Wir glauben, dass wir alle möglichen Gadgets, Spielzeuge und Maschinen brauchen, ohne darüber nachzudenken, ob diese wirklich wichtig und nützlich für uns sind. Manchmal scheint es keine natürliche Grenze für menschliche Wünsche zu geben. Aber es gibt eine Grenze dafür, wie Mutter Erde in der Lage ist, uns zu ernähren. Wir können es uns nicht leisten, unseren Wünschen weiterhin unbedacht und unreflektiert nachzugeben.

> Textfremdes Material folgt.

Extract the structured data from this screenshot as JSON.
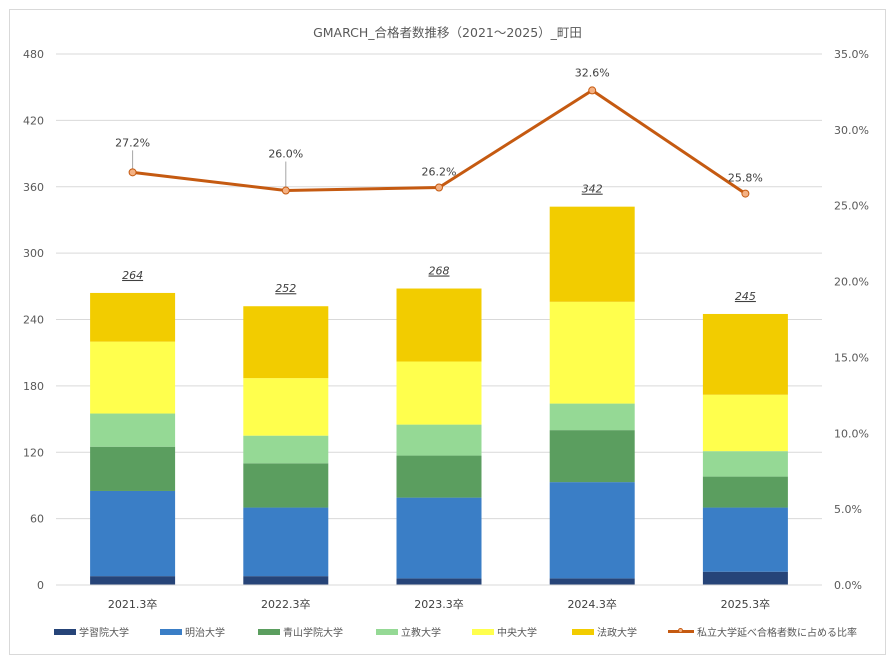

Als er über das Bodhisattva-Gelübde schrieb, sagte Chandragomen:
„Für andere und auch für dich selbst,
Tu, was nützlich ist, auch wenn es schmerzhaft ist.
Tu, was sowohl nützlich als auch vergnüglich ist.
Tu nicht, was Vergnügen bereitet, aber keinen Nutzen bringt.“

Wenn also etwas, das wir wollen, Nutzen bringt, und dabei uns oder der Umwelt nicht schadet, dann können wir es als notwendig ansehen. Aber wenn das nicht der Fall ist, sollten wir auf jeden Fall zweimal darüber nachdenken, warum wir es wollen, und ob wir es überhaupt brauchen. 
Dennoch ist dies etwas, das der Einzelne abwägen und für sich selbst entscheiden muss. Diese Art von aktiver Entscheidung bedeutet, dass man eine gut überdachte Wahl mit Vertrauen in ihren Nutzen trifft und nicht einfach blindlings entscheidet. Auf diese Weise können wir unsere Handlungen mit unseren Wünschen in Einklang bringen. 
Quelle: Environmetal Guidelines for Karma Kagyu Buddhist Monasteries, Centers and Community (2008). 

Trainieren und Dienen

Bodhisattvas übernehmen bereitwillig die Verantwortung zu helfen und wählen Wege, die den Voraussetzungen und Anlagen, den Interessen und Fähigkeiten anderer entsprechen, dies bedeutet, dass sie Fachwissen in vielen Bereichen benötigen. Als Teil ihres Verhaltens praktizieren sie die sechs Vollkommenheiten (oder Paramitas) von Großzügigkeit, ethischem Verhalten, Geduld, Disziplin, Konzentration und Weisheit, und verpflichten sich zu dieser Lebensweise, weil sie zum Wohle aller Lebewesen Erleuchtung erlangen wollen.
Wir behaupten, ihnen nachzustreben, daher sollte unser Interesse an den Lehren nicht nur aus Neugier oder dem Geschmack für außerordentliche Fakten resultieren. Wir kennen bereits viele davon, und es gibt anderswo noch viel mehr zu entdecken. Hoffentlich sind wir wirklich daran interessiert, was uns und anderen Glück bringt, und haben erkannt, dass externe Faktoren nicht die Hauptquelle dafür sind. Glück entsteht durch die Veränderung unseres Denkens, Fühlens und Handelns.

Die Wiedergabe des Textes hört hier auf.